The Morning Brew #1823
Posted by Chris Alcock on Thursday 19th March 2015 at 09:28 am | Tagged as: .NET, Development, Morning Brew
Software
- MSBuild Engine is now Open Source on GitHub – Rich Lander announces the news that the MSBuild Engine is the latest project to move to an open source model with code hosting on GitHub
- Windows driver frameworks source on GitHub – J M Rossy also announces another project moving to having source on GitHub – the Windows Driver Frameworks (WDF) joins the party over there, although at this time the team aren’t making use of pull requests for contributions.
- introducing Obvs, the observable µService* bus – Christopher Read shares a new project which has come out of his commercial work. Obs provides a wrapper round a service bus implementation providing a observable interface and abstraction from the underlying implementation.
Information
- Rendering engine updates in March for the Windows 10 Technical Preview – Kyle Pflug discusses the latest changes to the Internet Explorer Rendering engine in a new update pushed out to Insiders to help the team more rapidly iterate.
- Naming Things Is Hard: Using Object Pattern Names – Steve Wilkes discusses the naming of objects,a nd how sometimes the patterns we implement with the objects provide a good starting point for names.

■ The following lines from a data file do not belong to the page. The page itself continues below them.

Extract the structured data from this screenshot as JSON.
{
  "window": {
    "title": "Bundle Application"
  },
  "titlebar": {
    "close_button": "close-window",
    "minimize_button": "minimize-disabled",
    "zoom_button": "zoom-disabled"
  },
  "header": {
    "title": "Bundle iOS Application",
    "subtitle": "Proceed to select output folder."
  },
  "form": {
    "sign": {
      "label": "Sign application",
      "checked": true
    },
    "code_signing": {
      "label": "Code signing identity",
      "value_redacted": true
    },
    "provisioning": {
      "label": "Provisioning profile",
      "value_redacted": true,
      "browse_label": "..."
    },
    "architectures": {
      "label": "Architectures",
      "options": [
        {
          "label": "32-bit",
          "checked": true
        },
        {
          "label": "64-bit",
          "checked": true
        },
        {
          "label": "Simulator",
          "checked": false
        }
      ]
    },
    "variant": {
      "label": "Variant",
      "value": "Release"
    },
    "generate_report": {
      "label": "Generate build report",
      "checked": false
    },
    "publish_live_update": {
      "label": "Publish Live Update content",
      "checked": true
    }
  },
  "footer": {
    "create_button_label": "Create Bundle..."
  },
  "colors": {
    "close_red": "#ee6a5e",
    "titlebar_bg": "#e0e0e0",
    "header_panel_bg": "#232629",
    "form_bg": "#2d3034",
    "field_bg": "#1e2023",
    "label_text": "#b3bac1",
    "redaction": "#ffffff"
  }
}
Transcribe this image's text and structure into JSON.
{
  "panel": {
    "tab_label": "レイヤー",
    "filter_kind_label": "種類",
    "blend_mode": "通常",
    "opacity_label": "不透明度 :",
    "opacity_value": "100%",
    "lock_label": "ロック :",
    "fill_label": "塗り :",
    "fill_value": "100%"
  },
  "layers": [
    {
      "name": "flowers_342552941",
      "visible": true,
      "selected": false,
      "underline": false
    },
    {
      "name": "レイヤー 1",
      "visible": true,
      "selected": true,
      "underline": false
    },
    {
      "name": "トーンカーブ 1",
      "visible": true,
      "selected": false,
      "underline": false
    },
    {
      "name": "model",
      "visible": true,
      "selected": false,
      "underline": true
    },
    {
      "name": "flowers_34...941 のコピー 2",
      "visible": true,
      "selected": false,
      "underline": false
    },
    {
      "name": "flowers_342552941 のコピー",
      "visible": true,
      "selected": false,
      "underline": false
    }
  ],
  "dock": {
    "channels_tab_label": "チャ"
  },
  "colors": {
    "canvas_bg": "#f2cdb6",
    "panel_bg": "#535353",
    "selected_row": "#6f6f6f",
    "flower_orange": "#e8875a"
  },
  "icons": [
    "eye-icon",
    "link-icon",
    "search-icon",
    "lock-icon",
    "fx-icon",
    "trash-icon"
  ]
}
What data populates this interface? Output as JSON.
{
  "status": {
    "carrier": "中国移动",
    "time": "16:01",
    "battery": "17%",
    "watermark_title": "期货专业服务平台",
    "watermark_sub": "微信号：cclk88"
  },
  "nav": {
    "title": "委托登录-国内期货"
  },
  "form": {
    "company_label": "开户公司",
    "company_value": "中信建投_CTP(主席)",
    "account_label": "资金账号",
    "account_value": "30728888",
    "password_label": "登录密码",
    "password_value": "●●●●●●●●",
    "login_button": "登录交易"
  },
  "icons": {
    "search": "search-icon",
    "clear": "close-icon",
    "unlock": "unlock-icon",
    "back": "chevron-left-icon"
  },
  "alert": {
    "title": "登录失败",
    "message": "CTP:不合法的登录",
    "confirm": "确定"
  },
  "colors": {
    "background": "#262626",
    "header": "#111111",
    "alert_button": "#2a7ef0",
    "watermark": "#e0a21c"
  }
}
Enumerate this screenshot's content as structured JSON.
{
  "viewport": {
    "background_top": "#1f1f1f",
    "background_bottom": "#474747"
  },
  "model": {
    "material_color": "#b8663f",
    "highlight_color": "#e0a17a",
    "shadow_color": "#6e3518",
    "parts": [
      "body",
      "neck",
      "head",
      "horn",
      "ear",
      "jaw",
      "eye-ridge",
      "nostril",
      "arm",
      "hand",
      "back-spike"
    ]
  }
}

- Waiting for gulp Tasks To Finish in Visual Studio – David Paquette takes a look at using Gulp tasks in Visual Studio and fixing an error caused by the IDE not waiting for the tasks to complete before the build process kicks off.
- Integrating Gulp into your TFS builds and Web Deploy – Steve Cadwallader takes a look at getting Gulp integrated into your TFS build and Web Deploy processes, working step by step through the process
- HttpConnection Limit in .NET – Tom DuPont shares a useful tip to help increase the number of concurrent HTTP connections issued from .NET applications.
- .NET Fringe, defining the future | Glenn Block – Glenn Block highlights the .NET Fringe event being hosted in Portland between 12 and 14th April, and talks about the ever growing importance of open source projects to the .NET Ecosystem
- Which Angular Version Should You Learn? – the ‘Angular First’ blog takes a look at an important consideration for anyone thinking about adoption of the AngularJS framework – which version should you start using?